Shenzhen is one of the most unique cities in the world. Rarely can one find another urban area on earth that has grown as rapidly and changed as dramatically as Shenzhen. Shenzhen eventually became one of the largest cities in the Pearl River Delta region, which itself has become an economic powerhouses of China as well as the largest manufacturing base in the world.
Since gaining status as a special economic zone in 1979, Shenzhen underwent tremendous change in its landscape. Today after most of the hills have been cut flat and low lands filled, the original topography is hardly visible while inside the city proper.
Although the Jade Bamboo Garden persisted in the original topography and vegetation, it was not very popular and has remained a hideaway. After long negotiation between the city and the developer, the latter agreed to yield the right of use for the lot for an open public space connecting to the planned new gate of the Jade Bamboo Park. They believe this effort will benefit both the residents of their new housing development and the general public as well. As compensation to the developer, the city agreed to build 50 parking spaces under the public plaza.

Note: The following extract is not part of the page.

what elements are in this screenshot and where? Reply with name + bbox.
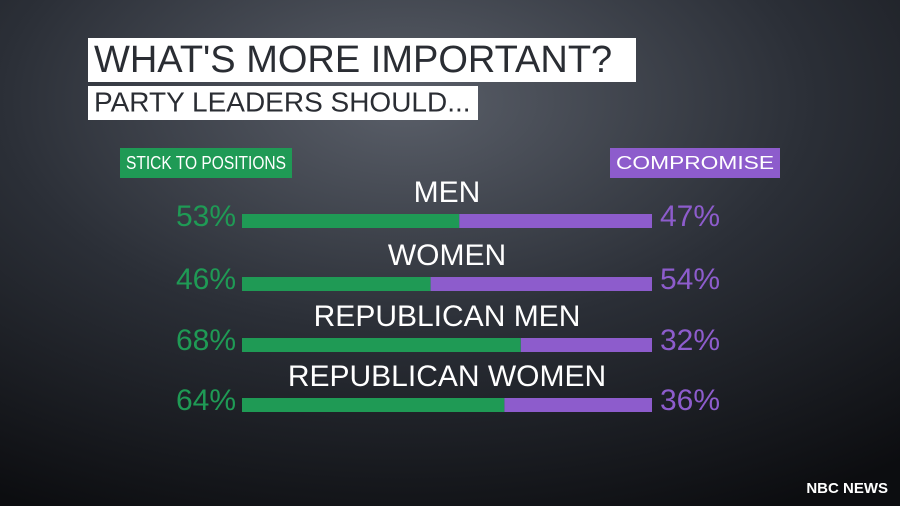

After close investigation of the site, the architects strongly recommended to abandon the previous planned big square, large fountain, and especially the driveway up to the hill in order to preserve the remaining hillside, existing vegetation and an old tomb on the back slope of the hill.
Inspiring by traditional southern Chinese garden typology, the concept for the new plaza kept the hilly topography of the site and set a series of landscape scenes along the walk path up the hill that reflectstraditional landscape design in southern China.
The planned landscape is a chain composed by different yards. The chain connects the triangle-shaped yards into a harmonious whole and makes the walk ways very varied and spatially interesting. The zigzag open corridor located on the east simply reminds one on a key architectural elements in the traditional Chinese garden- the roofed corridors. In the traditional gardens, the roofed corridors connect different buildings and often have windows or "scenic openings", which act as picture frames that direct the eye to particular views of the garden.
Urbanus believes that landscape architecture is more intertwined with societal, cultural and political consideration now more than ever, especially given China’s current context of urbanization. As Christophe Girot wrote in Towards a Landscape Society: “The garden has come to symbolize a form of resistance, or at least of reaction, to the anonymous and rather systematic globalization of our landscapes. The garden is the living fragment of a possible whole, as well as the last refuge of a fleeting identity.”